Yalnız yaşayan birey sayısındaki artışa dikkat çeken Yılmaz, 2024’te tek kişilik hanelerin oranının %20’ye, tek başına yaşayan yaşlı sayısının ise 1,75 milyonu aştığını belirtti.
“Aile Kurmayı Kolaylaştıracak Politikalar Hayati Öneme Sahip”
Doğurganlık hızındaki gerilemenin temel nedenlerinden biri olarak evlenme ve ilk doğum yaşının artmasını gösteren Yılmaz, kadınlarda ilk evlilik yaşının 22,7’den 25,8’e, ilk doğum yaşının ise 25,5’ten 27,3’e yükseldiğine dikkat çekti. Bu durumun, kadınların doğurganlık dönemini kısalttığını ve toplam doğurganlık hızını düşürdüğünü ifade etti.
2026-2035 "Aile ve Nüfus On Yılı" İlan Edildi
Yılmaz, Cumhurbaşkanı Erdoğan’ın öncülüğünde 2026-2035 yıllarının “Aile ve Nüfus On Yılı” olarak ilan edildiğini hatırlattı. Doğurganlıktaki düşüşü “varoluşsal bir tehdit” olarak tanımlayan Yılmaz, bazı uluslararası kuruluşların doğurganlığı azaltmaya yönelik çalışmalar yürüttüğüne ve medyada küresel bir “cinsiyetsizleştirme” kampanyası olduğuna dikkat çekti.
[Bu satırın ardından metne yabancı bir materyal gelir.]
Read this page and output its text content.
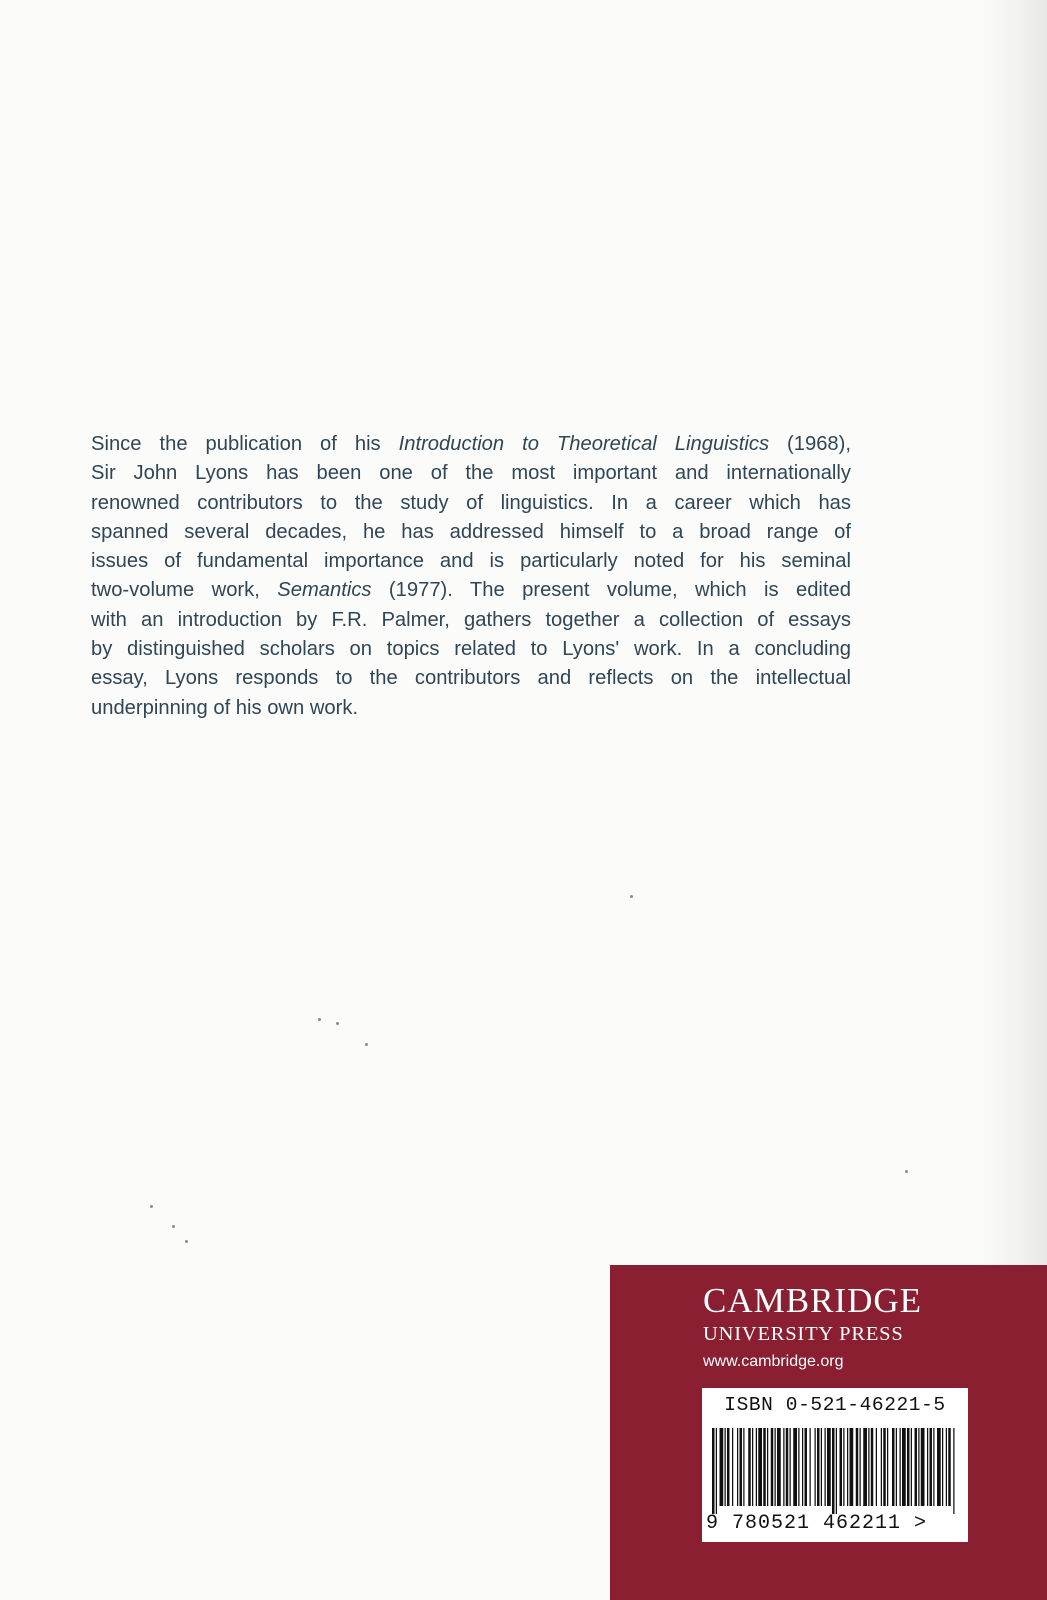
Since the publication of his Introduction to Theoretical Linguistics (1968),
Sir John Lyons has been one of the most important and internationally
renowned contributors to the study of linguistics. In a career which has
spanned several decades, he has addressed himself to a broad range of
issues of fundamental importance and is particularly noted for his seminal
two-volume work, Semantics (1977). The present volume, which is edited
with an introduction by F.R. Palmer, gathers together a collection of essays
by distinguished scholars on topics related to Lyons' work. In a concluding
essay, Lyons responds to the contributors and reflects on the intellectual
underpinning of his own work.
CAMBRIDGE
UNIVERSITY PRESS
www.cambridge.org
ISBN 0-521-46221-5
9 780521 462211 >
Ulusal Demografi Stratejisi Geliyor
Tüm bu gelişmeler ışığında Ulusal Demografi Stratejisi'nin hazırlanmasının öncelikli gündem maddesi olduğunu ifade eden Yılmaz, kamu kurumlarıyla birlikte sivil toplumun ve akademinin de bu süreçte aktif rol oynaması gerektiğini vurguladı.
Kapsamlı Eylem Planı Hazırlanıyor
Yılmaz, kreş ve bakım hizmetlerinin yaygınlaştırılması, esnek çalışma modelleri, ebe hizmetlerinin artırılması, kültürel ve ekonomik teşvikler, konut politikaları gibi geniş bir çerçevede eylem planlarının hazırlandığını belirtti. Ayrıca bu çalışmaların bilimsel temellere dayanması için araştırma altyapısının güçlendirilmesinin kritik olduğunu söyledi.
“Sağlıklı Nüfus Yapısı Milli Bekanın Teminatıdır”
Aile kurumunun zayıflaması ve doğurganlık oranlarındaki düşüşün, toplumsal değerlerin erozyonuna yol açabileceğini ifade eden Yılmaz, bu tehditlerle mücadelede kararlı olduklarını söyledi. Türkiye’nin demografik geleceğini şekillendirecek her adımın, milli beka açısından stratejik bir öneme sahip olduğunu belirtti.